O filho dela está na casa da avó, em Cajueiro Seco, por causa da escola. "Isso a gente tem que manter", diz a estudante. Mas ela continua continua dormindo na residência, em meio aos entulhos, por causa de um estágio. Alba só falta finalizar o TCC para se formar em educação física e estagia numa academia próxima. Durante os dias de estágio, larga às 22h, e fica distante para ela dormir na casa da mãe. Improvisa a dormida numa rede.
"Aí eu largo às 22h. Pronto, quando eu trabalho, eu durmo na rede. Só entregar o TCC, só isso, e me formo. Eu vou comprar umas telhas e pedir para um amigo me ajudar com o telhado. Eu destelhei essa casa há pouco tempo. Mas eu acredito que é só uma fase. Eu fiz o cadastro na Igreja Batista, pela prefeitura, para receber coisas emergenciais", conta Alba.
Marcos Freire
O desemprego também atinge outras mulheres que sustentam suas casas. Uma delas é Lindinalva Valdomiro, de 45 anos, que mora om três filhos e tira o sustento a partir do auxílio Brasil. É uma das primeiras da vizinhança a voltar para casa. "Eu moro aqui há 18 anos. Nunca tinha passado por essa situação. Eu perdi colchão, geladeira... meu filho, estou voltando porque a gente sabe que tem que voltar, né? Morava com meus três filhos dentro de casa, vieram para cá (na igreja) no sábado de manhã", disse ela, que teve doações de roupas e alimentos.
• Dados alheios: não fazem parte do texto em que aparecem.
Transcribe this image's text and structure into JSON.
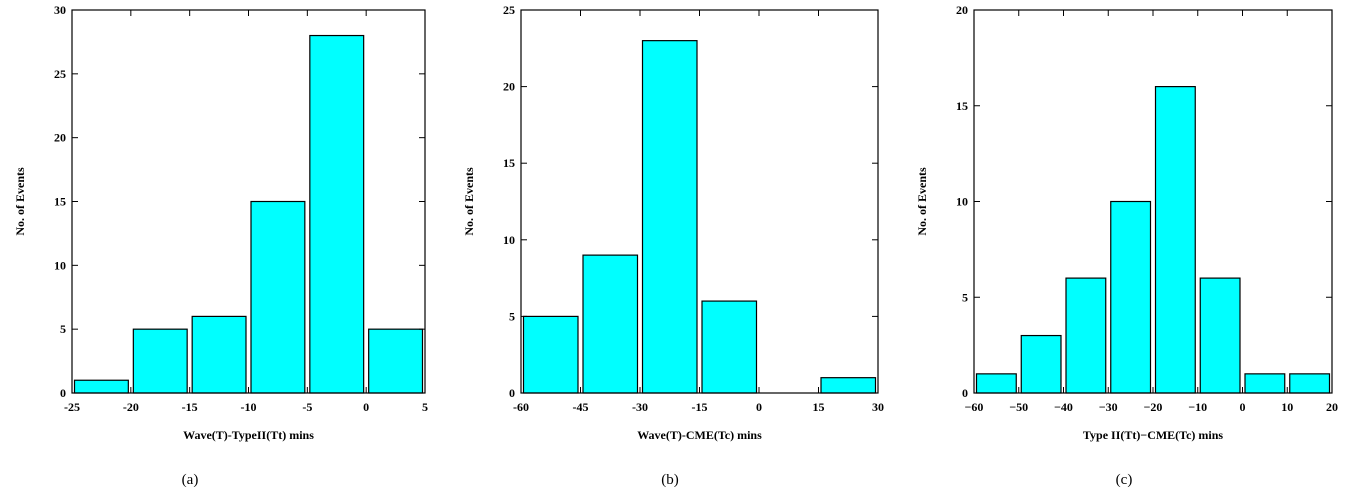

No meio da entrevista, ela não segura as lágrimas. Um filme passa pela sua cabeça quando tem que retornar à casa depois de três dias. "A sensação que eu tenho é de medo. Quando eu vejo minha casa fico com medo quando a chuva vier. Não sei como vou recuperar as coisas. A pessoa já está desempregada, vive do auxílio do governo, que você já sabe quanto é. R$ 400. Precisamos comprar comida, pagar luz, comprar bojão. O que importa é que estamos com saúde", afirma Lindinalva.